Ben ik dan veilig? Of kan ik zwanger zijn?

----------


## RmeisjeN

Waarom reageert niemand :Frown:

----------


## Petra717

RmeisjeN, 

Wanneer je aan de diaree bent, ben je niet beschermd met de Pil voor zwangerschappen. De werkzame stoffen (die er voor zorgen dat je niet zwanger raakt) verlaten dan véél sneller je lichaam. 
Daarnaast heeft de Pil, ook even inwerktijd nodig, dus een Pil nemen en dan direct vrijen geeft geen extra bescherming. De Pil bied normaal gesproken enkel voor 90 tot 95% bescherming voor ongewenste zwangerschap, het beschermt je niét tegen SOA's!! Gebruik daarvoor altijd een condoom, of laat je beide uitvoerige testen op SOA's voordat je sex hebt zonder condoom!

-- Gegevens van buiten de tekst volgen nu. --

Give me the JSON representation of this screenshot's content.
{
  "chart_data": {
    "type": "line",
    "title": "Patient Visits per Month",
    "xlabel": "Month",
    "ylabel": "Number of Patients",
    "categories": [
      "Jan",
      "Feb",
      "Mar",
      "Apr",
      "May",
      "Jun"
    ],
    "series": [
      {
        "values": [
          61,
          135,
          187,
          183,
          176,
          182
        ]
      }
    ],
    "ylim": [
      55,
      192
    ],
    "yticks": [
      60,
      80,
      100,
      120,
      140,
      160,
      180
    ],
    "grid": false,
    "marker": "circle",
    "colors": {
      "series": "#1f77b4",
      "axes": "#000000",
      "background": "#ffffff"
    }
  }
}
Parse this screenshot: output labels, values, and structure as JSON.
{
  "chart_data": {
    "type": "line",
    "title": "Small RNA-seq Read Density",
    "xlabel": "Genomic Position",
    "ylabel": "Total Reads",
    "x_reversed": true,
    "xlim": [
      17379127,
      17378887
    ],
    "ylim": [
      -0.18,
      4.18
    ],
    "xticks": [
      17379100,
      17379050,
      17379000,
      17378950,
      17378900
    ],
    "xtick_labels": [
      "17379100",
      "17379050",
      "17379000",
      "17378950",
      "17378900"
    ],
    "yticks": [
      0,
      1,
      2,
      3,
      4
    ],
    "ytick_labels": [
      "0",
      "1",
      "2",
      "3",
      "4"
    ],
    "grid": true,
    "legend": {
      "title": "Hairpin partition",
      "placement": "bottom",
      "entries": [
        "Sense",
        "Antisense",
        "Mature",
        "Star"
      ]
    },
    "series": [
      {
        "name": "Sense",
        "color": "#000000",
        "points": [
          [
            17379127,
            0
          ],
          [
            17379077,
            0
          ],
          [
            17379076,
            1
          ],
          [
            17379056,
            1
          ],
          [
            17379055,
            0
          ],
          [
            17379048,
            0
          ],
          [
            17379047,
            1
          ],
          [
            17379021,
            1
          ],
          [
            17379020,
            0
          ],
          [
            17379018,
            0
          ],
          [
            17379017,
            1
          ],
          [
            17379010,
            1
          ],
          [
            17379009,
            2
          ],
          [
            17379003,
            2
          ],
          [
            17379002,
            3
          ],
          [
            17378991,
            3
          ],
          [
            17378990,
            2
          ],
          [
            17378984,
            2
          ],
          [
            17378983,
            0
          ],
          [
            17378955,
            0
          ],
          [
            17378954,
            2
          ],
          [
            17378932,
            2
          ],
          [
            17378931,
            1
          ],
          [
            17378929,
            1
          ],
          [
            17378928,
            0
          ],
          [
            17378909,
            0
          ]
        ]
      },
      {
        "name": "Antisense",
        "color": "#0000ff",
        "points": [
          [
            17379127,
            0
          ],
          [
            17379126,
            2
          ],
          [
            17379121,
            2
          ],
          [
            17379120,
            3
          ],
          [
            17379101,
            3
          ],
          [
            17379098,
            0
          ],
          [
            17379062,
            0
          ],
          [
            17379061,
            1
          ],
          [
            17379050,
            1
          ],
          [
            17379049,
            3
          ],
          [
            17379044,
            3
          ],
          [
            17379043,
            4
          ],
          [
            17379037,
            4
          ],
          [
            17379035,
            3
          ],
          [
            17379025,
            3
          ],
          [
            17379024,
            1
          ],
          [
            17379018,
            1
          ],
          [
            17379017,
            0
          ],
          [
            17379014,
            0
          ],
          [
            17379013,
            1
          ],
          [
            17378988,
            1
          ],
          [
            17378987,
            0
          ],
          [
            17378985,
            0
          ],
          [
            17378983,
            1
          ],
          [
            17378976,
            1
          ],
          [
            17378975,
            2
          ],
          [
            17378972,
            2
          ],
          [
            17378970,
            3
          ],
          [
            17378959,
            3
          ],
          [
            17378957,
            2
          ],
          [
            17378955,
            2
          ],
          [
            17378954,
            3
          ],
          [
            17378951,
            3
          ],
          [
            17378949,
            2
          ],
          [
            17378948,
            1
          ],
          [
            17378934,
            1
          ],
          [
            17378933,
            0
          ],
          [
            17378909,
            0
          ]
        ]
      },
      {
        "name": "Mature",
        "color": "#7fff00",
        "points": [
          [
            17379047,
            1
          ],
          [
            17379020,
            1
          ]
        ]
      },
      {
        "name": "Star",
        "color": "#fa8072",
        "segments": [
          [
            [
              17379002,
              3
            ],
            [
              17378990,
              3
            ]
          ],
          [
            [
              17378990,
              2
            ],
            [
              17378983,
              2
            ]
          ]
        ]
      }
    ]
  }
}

Mijn advies is: ga even langs de huisarts, voor de diaree en voor kans op mogelijke zwangeschap. De diaree kan ook duiden op een SOA aangezien je deze hebt opgelopen, nadat je hebt gevreeën? Vertel hem/haar ook over je twijfels over je mogelijk zwangerschap. 

Het kan soms even duren voordat je een reactie krijgt, dit omdat de site over het gehele medische gebeuren gaat, er is dan niet altijd iemand online die een reactie (kan) geven op een bepaald onderwerp. 

Succes en sterkte! 
Petra

----------


## Déylanna

Het is inderdaad zeer verstandig om naar je huisarts te gaan i.v.m een mogelijk zwangerschap. Bij deze kan ik je al vast wel vertellen dat je niet beschermt bent geweest tegen een zwangerschap!!!! Vervolgens heb je in drie dagen tijd meerdere keren seks gehad. Bij iedere keer liep je een grote kans op een zwangerschap, want die anticonceptie pillen die je die dagen hebt genomen hebben geen van drie gewerkt omdat je aan de diarree was. Ga in ieder geval even langs je huisarts, ook voor die diarree en laat je testen op een soa.

liefs
Déylanna

----------


## RmeisjeN

Ben ongesteld worden :Smile:

----------


## Petra717

Gefeliciteerd meis! Bedankt dat je even een berichtje plaatst! Enne volgende keer, ietsje beter oppassen hé :Wink: 

Knuffel,
petra

----------